7/03/2015

Spiritual Warfare

When I was a new Christian, I have heard about spiritual dryness and  I have always thought that it won't happen to me since I was on fire for the Lord.  Everyday, I was hungry for His Word and I can sit all day reading the Bible and talking to Him.  My free time was always prayer time- be it a short jeepney or bus ride, shower time, or short walk to and from.  Life was difficult then as we were down financially, but there was genuine peace and joy inside me.  It was amazing!  


Then the Lord blessed us with more than we deserved and I became busy in the process not wanting to pause and meditate as I always find myself  needing to meet deadlines.  My quiet time with Him became dry in the process that I almost cannot hear Him.  I knew deep in my heart that the joy and peace, only the presence of the Lord can give, is slowly fading away.  The pull of the world on me became stronger and my flesh suddenly woke up with renewed strength and conviction to reign on me. The struggle, the spiritual warfare the Apostle Paul described in Romans 7 was now becoming real right through me:

Romans 7: 15-20

I do not understand what I do. For what I want to do I do not do, but what I hate I do. And if I do what I do not want to do, I agree that the law is good. As it is, it is no longer I myself who do it, but it is sin living in me. For I know that good itself does not dwell in me, that is, in my sinful nature. For I have the desire to do what is good, but I cannot carry it out. For I do not do the good I want to do, but the evil I do not want to do—this I keep on doing. Now if I do what I do not want to do, it is no longer I who do it, but it is sin living in me that does it.


I almost believed the lie that I am so guilty the Lord will not forgive me. But the Lord loves me and He will not allow me to go down the pit. He graciously nudges me when I take the wrong step and He never gets tired of doing so. He is faithful, merciful and gracious to forgive me. And His loving kindness makes me cry as I cannot give it back the same way with my own strength. Only through Jesus that I can be deserving of the gift of salvation. He is my Lord and Savior and I will fight for Him. My flesh will always renew its strength but God will give me enough strength to fight it back!

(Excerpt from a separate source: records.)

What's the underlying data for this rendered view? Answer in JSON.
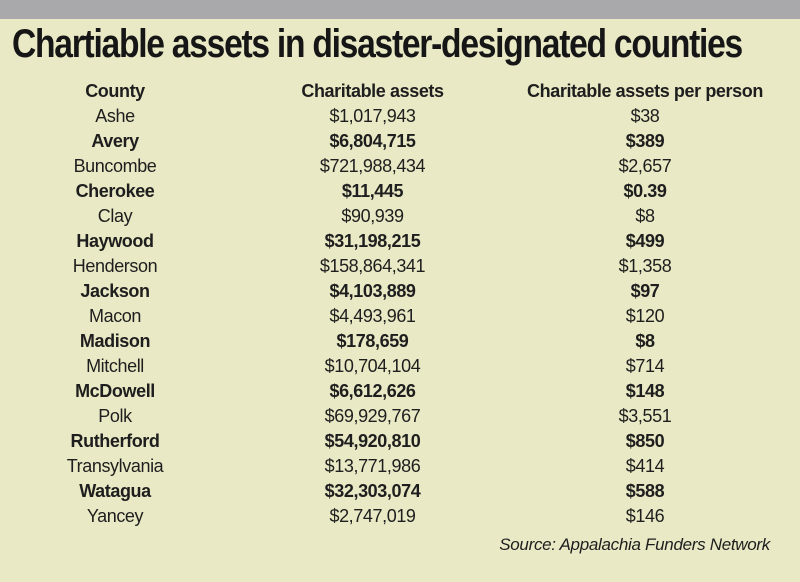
{
  "page": {
    "title": "Chartiable assets in disaster-designated counties",
    "source": "Source: Appalachia Funders Network"
  },
  "colors": {
    "background": "#e9e9c5",
    "top_bar": "#a9a9ab",
    "text": "#1e1e1e"
  },
  "table": {
    "columns": [
      "County",
      "Charitable assets",
      "Charitable assets per person"
    ],
    "rows": [
      {
        "county": "Ashe",
        "assets": "$1,017,943",
        "per_person": "$38"
      },
      {
        "county": "Avery",
        "assets": "$6,804,715",
        "per_person": "$389"
      },
      {
        "county": "Buncombe",
        "assets": "$721,988,434",
        "per_person": "$2,657"
      },
      {
        "county": "Cherokee",
        "assets": "$11,445",
        "per_person": "$0.39"
      },
      {
        "county": "Clay",
        "assets": "$90,939",
        "per_person": "$8"
      },
      {
        "county": "Haywood",
        "assets": "$31,198,215",
        "per_person": "$499"
      },
      {
        "county": "Henderson",
        "assets": "$158,864,341",
        "per_person": "$1,358"
      },
      {
        "county": "Jackson",
        "assets": "$4,103,889",
        "per_person": "$97"
      },
      {
        "county": "Macon",
        "assets": "$4,493,961",
        "per_person": "$120"
      },
      {
        "county": "Madison",
        "assets": "$178,659",
        "per_person": "$8"
      },
      {
        "county": "Mitchell",
        "assets": "$10,704,104",
        "per_person": "$714"
      },
      {
        "county": "McDowell",
        "assets": "$6,612,626",
        "per_person": "$148"
      },
      {
        "county": "Polk",
        "assets": "$69,929,767",
        "per_person": "$3,551"
      },
      {
        "county": "Rutherford",
        "assets": "$54,920,810",
        "per_person": "$850"
      },
      {
        "county": "Transylvania",
        "assets": "$13,771,986",
        "per_person": "$414"
      },
      {
        "county": "Watagua",
        "assets": "$32,303,074",
        "per_person": "$588"
      },
      {
        "county": "Yancey",
        "assets": "$2,747,019",
        "per_person": "$146"
      }
    ]
  },
  "chart_data": {
    "type": "table",
    "title": "Chartiable assets in disaster-designated counties",
    "columns": [
      "County",
      "Charitable assets",
      "Charitable assets per person"
    ],
    "rows": [
      [
        "Ashe",
        1017943,
        38
      ],
      [
        "Avery",
        6804715,
        389
      ],
      [
        "Buncombe",
        721988434,
        2657
      ],
      [
        "Cherokee",
        11445,
        0.39
      ],
      [
        "Clay",
        90939,
        8
      ],
      [
        "Haywood",
        31198215,
        499
      ],
      [
        "Henderson",
        158864341,
        1358
      ],
      [
        "Jackson",
        4103889,
        97
      ],
      [
        "Macon",
        4493961,
        120
      ],
      [
        "Madison",
        178659,
        8
      ],
      [
        "Mitchell",
        10704104,
        714
      ],
      [
        "McDowell",
        6612626,
        148
      ],
      [
        "Polk",
        69929767,
        3551
      ],
      [
        "Rutherford",
        54920810,
        850
      ],
      [
        "Transylvania",
        13771986,
        414
      ],
      [
        "Watagua",
        32303074,
        588
      ],
      [
        "Yancey",
        2747019,
        146
      ]
    ],
    "source": "Source: Appalachia Funders Network"
  }
}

Slowly now, it is becoming clearer to me. Spiritual dryness came, for me to realize that faith and love for the Lord does not only mean being on fire for the Lord. I cannot rely on what I feel because my emotion can be deceiving. True faith and love for the Lord is a COMMITMENT. Commitment to fight for Him over my own flesh. To fight for my time for Him over my busyness, to fight for my obedience to Him over my own desires and to fight for my crown of life over the glittering prize the world offers. Commitment to fight on His side during this spiritual war fare. I am already in the middle of this war, and I chose to side with the Lord. And I pray for God that He lead me and renew my heart and strength every moment of this war.


Psalm 51: 10-11

Create in me a clean heart, O God
And renew a steadfast spirit within me.
Do not cast me away from Your presence
And do not take Your Holy Spirit from me.